Pour lire la première partie, c’est juste ici.

Après la douloureuse épreuve du ballonnet, je n’ai aucune difficulté à m’endormir le soir. Faire ma nuit au complet par contre… c’est une autre histoire! Ça fait qu’à 4 h du matin je réveille mon amoureux pour qu’on aille jouer à Mario Kart. Rien de mieux pour se changer les idées que de lancer une couple de coquilles rouges dans le dos de ton chum et l’entendre soupirer fort.

Vient évidemment le moment de quitter mon appartement. Je ne peux m’empêcher de verser une larme en pensant que la prochaine fois que je franchirai cette porte, nous serons quatre. La journée ne fait que commencer et je baye aux corneilles. On fait un stop au Tim Hortons parce que je veux un bagel nature bien cuit avec du beurre et du fromage à la crème, t’sais.
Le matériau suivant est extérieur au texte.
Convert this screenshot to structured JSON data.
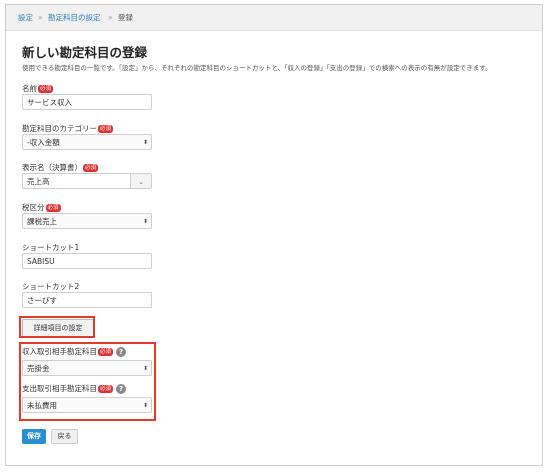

Trop nerveuse, je mâchouille seulement une bouchée ou deux.

Arrivés à l’hôpital, mon amoureux va compléter mon inscription pendant qu’on m’amène à ma chambre et qu’on commence à m’installer. L’infirmière qui m’installe mon soluté me manque dans la main gauche et me pète une veine de la main droite avant d’aller chercher une collègue pour prendre le relais. Ça commence vraiment bien, que j’me dis. Cette autre infirmière a plus de chance. Maintenant pluguée, on m’injecte de la pénicilline et un soluté.

La gynécologue me fait commencer le pitocin à 8 h. J’ai le ventre constamment dur et le moniteur peine à détecter mes contractions. Je suis étonnamment confortable et je me dis naïvement que si c’est comme ça jusqu’à la fin, c’est sûr que je ne demande pas la péridurale. La gynécologue revient vers 9 h 30 et crève les eaux de on ne sait pas quel bébé. Comme bébé no1 et bébé no2 se sont chicané la première place toute la grossesse, on ne saura qu’à la dernière minute quelle de nos poulettes nous rencontrerons en premier.

Les douleurs passent en 1 h 30 de « Ah, que c’est de la petite bière » à «Sérieusement, je pense que je suis en train de mourir ». J’essaie de tougher, mais mon infirmière me recommande de ne pas attendre de ne plus être capable pour demander la péridurale. Je me déclare donc prête à la recevoir. Je dois toutefois attendre encore 1 h 30, car ils doivent avoir l’autorisation de ma gynécologue et elle est en salle d’opération.

Les douleurs sont pas croyables. J’ai vraiment de la misère à garder un semblant de calme. J’essaie de conserver ma concentration lors des contractions, mais c’est de plus en plus difficile. L’anesthésiste obtient finalement l’autorisation et arrive comme un sauveur. J’ai un mal intense à me déplacer les fesses au bord du lit pour leur faciliter le travail. Une fois le cathéter en place, on m’injecte le médicament. Les minutes passent et rien ne se passe. Je continue de souffrir vraiment fort.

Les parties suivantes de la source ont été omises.